CC implements a model based on the classical trivium, which identifies three main stages of learning: the grammar stage, the dialectic stage, and the rhetoric stage. The Foundations program in CC (1st – 6th grade) takes kids through the grammar stage, which is heavily focused of memorization, since the belief is that kids’ minds are specially wired for that at this age. My son is just finishing Foundations, and, indeed, I am astonished at how much information he can retain when he focuses on memory work. (My wife’s exasperation at how he can forget a simple household task she asked him to do three minutes previously is another story, that I expect many parents will chuckle and nod at.)
While anyone could buy CC materials and implement the program at home, everyone I’ve known that’s used it has been part of a CC community. These meet once a week to review the memory work in classes of five to ten, as well as to do oral presentations and art, music, and science activities. Parents are expected to reinforce the memory work at home throughout the week. I don’t doubt that some have used the materials as just a supplement, but I don’t personally know any who have done so, and my sense is that CC very much markets its program as a complete curriculum that is best done within a community. I will add that some subjects (math for sure) require way more than just CC content.
Much of the memory work is organized into question-response tidbits: Tell me about the Boston Tea Party.

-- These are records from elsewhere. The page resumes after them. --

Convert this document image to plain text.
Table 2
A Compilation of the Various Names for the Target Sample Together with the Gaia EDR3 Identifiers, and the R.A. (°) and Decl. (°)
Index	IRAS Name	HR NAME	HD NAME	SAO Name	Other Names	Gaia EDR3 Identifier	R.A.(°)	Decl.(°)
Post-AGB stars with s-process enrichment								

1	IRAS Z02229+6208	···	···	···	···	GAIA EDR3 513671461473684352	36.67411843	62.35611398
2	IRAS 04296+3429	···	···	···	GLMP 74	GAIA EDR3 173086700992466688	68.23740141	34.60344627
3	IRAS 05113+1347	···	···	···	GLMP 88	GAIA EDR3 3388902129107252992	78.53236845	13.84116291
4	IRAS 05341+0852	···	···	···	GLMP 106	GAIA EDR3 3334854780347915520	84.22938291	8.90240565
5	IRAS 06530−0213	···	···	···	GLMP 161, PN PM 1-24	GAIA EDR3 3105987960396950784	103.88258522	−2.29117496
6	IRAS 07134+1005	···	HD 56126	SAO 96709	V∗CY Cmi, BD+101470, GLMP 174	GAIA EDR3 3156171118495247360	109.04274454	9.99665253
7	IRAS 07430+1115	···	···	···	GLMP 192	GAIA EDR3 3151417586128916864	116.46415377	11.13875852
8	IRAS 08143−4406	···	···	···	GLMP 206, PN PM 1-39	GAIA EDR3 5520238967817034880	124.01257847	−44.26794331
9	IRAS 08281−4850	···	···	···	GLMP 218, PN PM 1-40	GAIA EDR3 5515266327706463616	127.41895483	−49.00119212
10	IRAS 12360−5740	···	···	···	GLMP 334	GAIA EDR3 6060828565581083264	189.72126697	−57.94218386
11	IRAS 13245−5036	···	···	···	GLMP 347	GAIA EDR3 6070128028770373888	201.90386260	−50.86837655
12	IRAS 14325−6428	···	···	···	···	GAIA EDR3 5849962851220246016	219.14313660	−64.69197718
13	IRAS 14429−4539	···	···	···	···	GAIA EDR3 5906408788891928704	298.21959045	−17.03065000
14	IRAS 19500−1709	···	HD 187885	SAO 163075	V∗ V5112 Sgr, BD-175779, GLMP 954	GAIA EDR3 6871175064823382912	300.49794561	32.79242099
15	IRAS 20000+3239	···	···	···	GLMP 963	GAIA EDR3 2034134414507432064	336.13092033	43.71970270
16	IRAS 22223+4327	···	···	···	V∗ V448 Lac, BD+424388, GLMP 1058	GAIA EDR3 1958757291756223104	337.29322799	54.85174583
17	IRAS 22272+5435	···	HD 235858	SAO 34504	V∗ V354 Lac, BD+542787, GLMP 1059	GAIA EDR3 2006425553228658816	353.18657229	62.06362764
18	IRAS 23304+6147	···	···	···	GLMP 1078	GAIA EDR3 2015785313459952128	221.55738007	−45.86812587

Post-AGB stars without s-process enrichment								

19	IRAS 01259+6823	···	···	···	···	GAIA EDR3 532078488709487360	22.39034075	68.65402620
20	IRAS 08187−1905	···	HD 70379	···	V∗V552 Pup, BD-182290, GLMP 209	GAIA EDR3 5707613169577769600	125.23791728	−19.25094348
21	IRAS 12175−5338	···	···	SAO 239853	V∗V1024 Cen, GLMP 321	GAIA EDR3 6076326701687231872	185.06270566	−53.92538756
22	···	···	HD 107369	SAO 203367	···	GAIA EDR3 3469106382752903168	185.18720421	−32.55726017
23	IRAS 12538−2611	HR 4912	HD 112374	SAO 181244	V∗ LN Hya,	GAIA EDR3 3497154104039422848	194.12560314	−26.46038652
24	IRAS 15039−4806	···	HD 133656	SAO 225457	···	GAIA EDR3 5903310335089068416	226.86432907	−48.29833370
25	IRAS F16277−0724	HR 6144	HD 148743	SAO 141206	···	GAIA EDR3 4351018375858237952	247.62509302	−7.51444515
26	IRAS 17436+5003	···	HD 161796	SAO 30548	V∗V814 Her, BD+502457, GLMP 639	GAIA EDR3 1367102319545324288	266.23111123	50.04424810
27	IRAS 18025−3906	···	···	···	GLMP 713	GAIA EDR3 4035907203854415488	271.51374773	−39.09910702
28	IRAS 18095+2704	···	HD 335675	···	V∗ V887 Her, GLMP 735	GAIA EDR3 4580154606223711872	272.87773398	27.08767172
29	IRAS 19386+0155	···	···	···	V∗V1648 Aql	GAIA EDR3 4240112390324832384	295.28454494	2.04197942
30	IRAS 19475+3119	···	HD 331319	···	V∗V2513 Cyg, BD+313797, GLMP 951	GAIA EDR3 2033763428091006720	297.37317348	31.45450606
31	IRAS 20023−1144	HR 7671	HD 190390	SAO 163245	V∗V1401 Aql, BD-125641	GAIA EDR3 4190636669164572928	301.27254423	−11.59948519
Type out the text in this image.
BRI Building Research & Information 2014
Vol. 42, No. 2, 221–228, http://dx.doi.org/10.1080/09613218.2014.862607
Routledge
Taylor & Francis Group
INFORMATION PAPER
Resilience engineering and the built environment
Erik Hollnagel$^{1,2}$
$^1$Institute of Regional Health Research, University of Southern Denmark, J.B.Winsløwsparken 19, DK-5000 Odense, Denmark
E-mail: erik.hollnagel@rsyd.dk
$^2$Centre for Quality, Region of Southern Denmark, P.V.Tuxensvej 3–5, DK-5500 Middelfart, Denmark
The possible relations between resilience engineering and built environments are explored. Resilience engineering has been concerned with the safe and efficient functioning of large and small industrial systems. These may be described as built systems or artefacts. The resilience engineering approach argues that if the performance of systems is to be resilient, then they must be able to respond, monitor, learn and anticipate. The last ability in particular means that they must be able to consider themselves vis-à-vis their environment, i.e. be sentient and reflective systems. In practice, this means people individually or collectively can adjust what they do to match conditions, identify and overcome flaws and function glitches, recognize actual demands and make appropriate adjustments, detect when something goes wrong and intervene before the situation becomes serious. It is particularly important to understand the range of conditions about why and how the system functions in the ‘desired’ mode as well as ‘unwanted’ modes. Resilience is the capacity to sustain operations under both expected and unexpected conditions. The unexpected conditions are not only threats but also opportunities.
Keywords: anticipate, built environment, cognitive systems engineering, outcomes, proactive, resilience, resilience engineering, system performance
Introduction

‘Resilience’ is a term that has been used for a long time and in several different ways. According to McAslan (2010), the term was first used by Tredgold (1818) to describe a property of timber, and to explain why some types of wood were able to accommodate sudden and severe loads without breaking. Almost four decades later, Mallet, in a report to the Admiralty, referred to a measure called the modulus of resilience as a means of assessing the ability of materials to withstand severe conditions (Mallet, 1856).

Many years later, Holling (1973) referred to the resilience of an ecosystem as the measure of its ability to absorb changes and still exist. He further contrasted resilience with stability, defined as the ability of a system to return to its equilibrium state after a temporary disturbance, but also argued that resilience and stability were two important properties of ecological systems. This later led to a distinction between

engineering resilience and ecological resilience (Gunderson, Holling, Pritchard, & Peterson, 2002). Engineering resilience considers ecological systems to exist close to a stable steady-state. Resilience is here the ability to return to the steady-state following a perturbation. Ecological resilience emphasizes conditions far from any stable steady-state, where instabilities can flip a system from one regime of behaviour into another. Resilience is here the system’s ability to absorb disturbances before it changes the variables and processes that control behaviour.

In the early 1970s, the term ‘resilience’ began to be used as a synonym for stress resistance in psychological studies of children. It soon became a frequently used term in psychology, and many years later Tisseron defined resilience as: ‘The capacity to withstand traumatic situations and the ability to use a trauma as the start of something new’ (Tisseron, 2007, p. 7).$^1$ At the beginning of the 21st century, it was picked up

What is the formula for the area of a triangle? What is a participle? What is each continent’s highest mountain? Each prompt will have a response that students are expected to memorize verbatim, often with the assistance of catchy tunes the response is set to. The content isn’t flawless; in particular I’ve found the geography content to be oddly organized and sometimes simply wrong, and the maps CC provides can be sorely lacking. (Attentive readers may have surmised that I’m a connoisseur of maps, but apart from my admitted cartographic snobbery, CC’s maps really are substandard.) Still, overall I’m pleased with the content.

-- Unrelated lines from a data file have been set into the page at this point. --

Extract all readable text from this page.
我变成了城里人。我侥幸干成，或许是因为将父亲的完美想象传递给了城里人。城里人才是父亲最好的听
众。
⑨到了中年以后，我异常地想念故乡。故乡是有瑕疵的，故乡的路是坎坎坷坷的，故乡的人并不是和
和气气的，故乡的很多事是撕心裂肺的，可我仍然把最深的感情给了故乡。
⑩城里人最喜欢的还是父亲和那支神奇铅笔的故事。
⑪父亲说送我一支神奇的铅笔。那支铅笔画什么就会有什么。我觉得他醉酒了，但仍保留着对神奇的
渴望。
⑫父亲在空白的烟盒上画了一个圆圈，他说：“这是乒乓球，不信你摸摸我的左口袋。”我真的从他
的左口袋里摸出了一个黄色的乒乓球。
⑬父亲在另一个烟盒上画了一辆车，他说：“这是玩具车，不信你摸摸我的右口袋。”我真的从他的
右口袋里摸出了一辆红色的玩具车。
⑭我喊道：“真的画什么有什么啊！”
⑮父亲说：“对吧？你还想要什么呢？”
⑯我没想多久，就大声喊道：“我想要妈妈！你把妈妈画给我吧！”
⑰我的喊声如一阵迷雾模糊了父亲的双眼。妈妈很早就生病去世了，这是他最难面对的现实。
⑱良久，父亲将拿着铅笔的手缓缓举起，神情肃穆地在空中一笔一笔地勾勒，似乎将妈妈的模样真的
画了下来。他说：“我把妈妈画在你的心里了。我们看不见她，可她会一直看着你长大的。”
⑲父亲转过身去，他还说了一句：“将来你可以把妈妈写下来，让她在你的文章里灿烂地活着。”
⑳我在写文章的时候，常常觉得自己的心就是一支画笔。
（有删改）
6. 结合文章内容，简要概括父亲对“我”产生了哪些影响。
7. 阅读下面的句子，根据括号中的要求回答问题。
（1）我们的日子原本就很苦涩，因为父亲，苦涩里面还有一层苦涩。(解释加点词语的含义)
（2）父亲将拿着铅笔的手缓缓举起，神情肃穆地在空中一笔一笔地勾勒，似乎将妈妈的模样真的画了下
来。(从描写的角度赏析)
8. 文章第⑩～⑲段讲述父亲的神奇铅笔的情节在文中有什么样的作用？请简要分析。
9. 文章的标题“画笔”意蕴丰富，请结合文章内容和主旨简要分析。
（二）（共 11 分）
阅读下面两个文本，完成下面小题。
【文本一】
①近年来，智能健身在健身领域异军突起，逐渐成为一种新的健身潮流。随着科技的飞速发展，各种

Science is not my academic forte, but my concern regarding the topic of this forum was first raised during our second year of CC (I think), when I saw that one of the science prompts and replies read, What is the Theory of Evolution? The Theory of Evolution states that life began as a chance combination of non-living things. By this point I was well on my way to a “BioLogos-friendly” mindset (described above), and I immediately thought, “That’s just factually inaccurate. That’s not what the Theory of Evolution says at all.” Since my son was required to state the response verbatim as part of the “Memory Master” proofing process that culminates the year, I told him to memorize it that way, but also that I wanted him to understand that the sentence was wrong and that evolution has to do with how life has developed, not how it began. Otherwise, I didn’t make too much of a deal about it.

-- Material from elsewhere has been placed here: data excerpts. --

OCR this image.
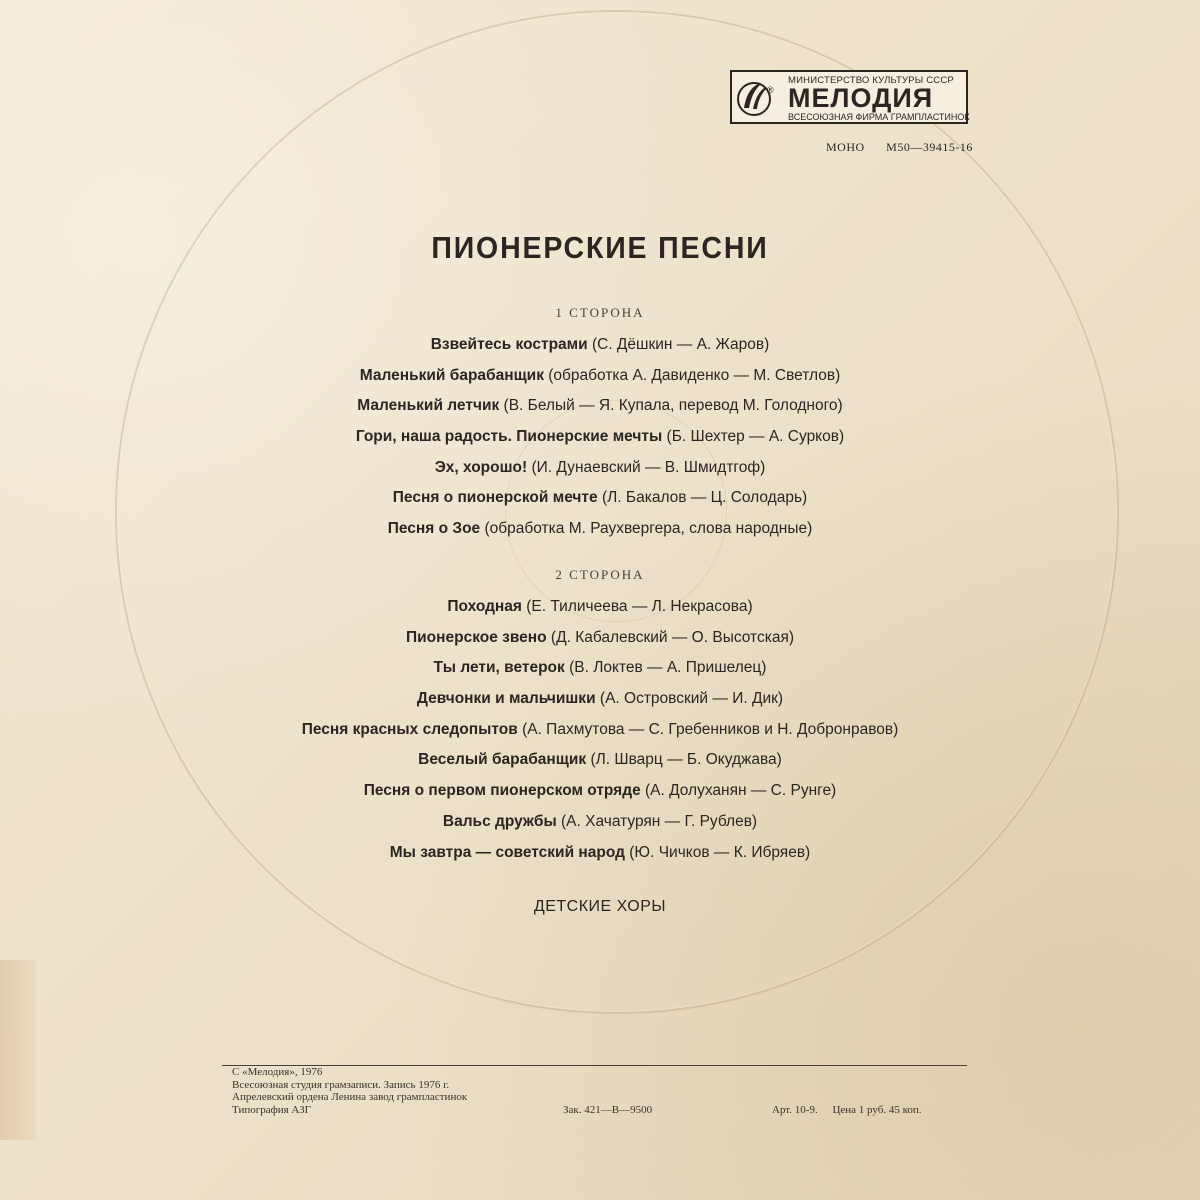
®
МИНИСТЕРСТВО КУЛЬТУРЫ СССР
МЕЛОДИЯ
ВСЕСОЮЗНАЯ ФИРМА ГРАМПЛАСТИНОК
МОНО М50—39415-16
ПИОНЕРСКИЕ ПЕСНИ
1 СТОРОНА
Взвейтесь кострами (С. Дёшкин — А. Жаров)
Маленький барабанщик (обработка А. Давиденко — М. Светлов)
Маленький летчик (В. Белый — Я. Купала, перевод М. Голодного)
Гори, наша радость. Пионерские мечты (Б. Шехтер — А. Сурков)
Эх, хорошо! (И. Дунаевский — В. Шмидтгоф)
Песня о пионерской мечте (Л. Бакалов — Ц. Солодарь)
Песня о Зое (обработка М. Раухвергера, слова народные)
2 СТОРОНА
Походная (Е. Тиличеева — Л. Некрасова)
Пионерское звено (Д. Кабалевский — О. Высотская)
Ты лети, ветерок (В. Локтев — А. Пришелец)
Девчонки и мальчишки (А. Островский — И. Дик)
Песня красных следопытов (А. Пахмутова — С. Гребенников и Н. Добронравов)
Веселый барабанщик (Л. Шварц — Б. Окуджава)
Песня о первом пионерском отряде (А. Долуханян — С. Рунге)
Вальс дружбы (А. Хачатурян — Г. Рублев)
Мы завтра — советский народ (Ю. Чичков — К. Ибряев)
ДЕТСКИЕ ХОРЫ
С «Мелодия», 1976
Всесоюзная студия грамзаписи. Запись 1976 г.
Апрелевский ордена Ленина завод грампластинок
Типография АЗГ	Зак. 421—В—9500	Арт. 10-9. Цена 1 руб. 45 коп.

Around this time I also started to realize that many in the community were pretty staunch advocates of YEC ideology. This may seem shocking to many on this forum, especially given the number who have come from strong YEC backgrounds, but until a few years ago I truly didn’t know that large numbers of Americans took seriously the idea of a literal six-day creation a few thousand years ago. Seriously, I had been a Christian for over two decades, with my college years spent in the heart of the Bible Belt, but I really didn’t get this. But through things picked up in conversations over the years, a magazine my wife brought home one day that a friend had given her, continued exposure to CC resources, and plenty of reading about science and faith issues, I figured out that not only are there plenty who believe this, but I was educating my son in a milieu in which this was the predominant thinking. To be clear, it was the young earth dimension of the thinking that caught me off guard. I was certainly aware of widespread antagonism towards evolution within the Christian community, but inasmuch as I shared it or discussed it over the years, it would have been of the old earth or intelligent design variety. When I first got a sense of what is actually portrayed at the Creation Museum, I was dumbfounded.
I’m going to wrap up for today. I rarely have time write at this length, but the past two days have been unusual. I’m sorry if my posts are unduly long and personal. It just seems since I haven’t contributed to discussions previously, it may be helpful for readers to know some of my background. I’m really glad to see that others seem interested in this topic as well. And I’ll have more to add later.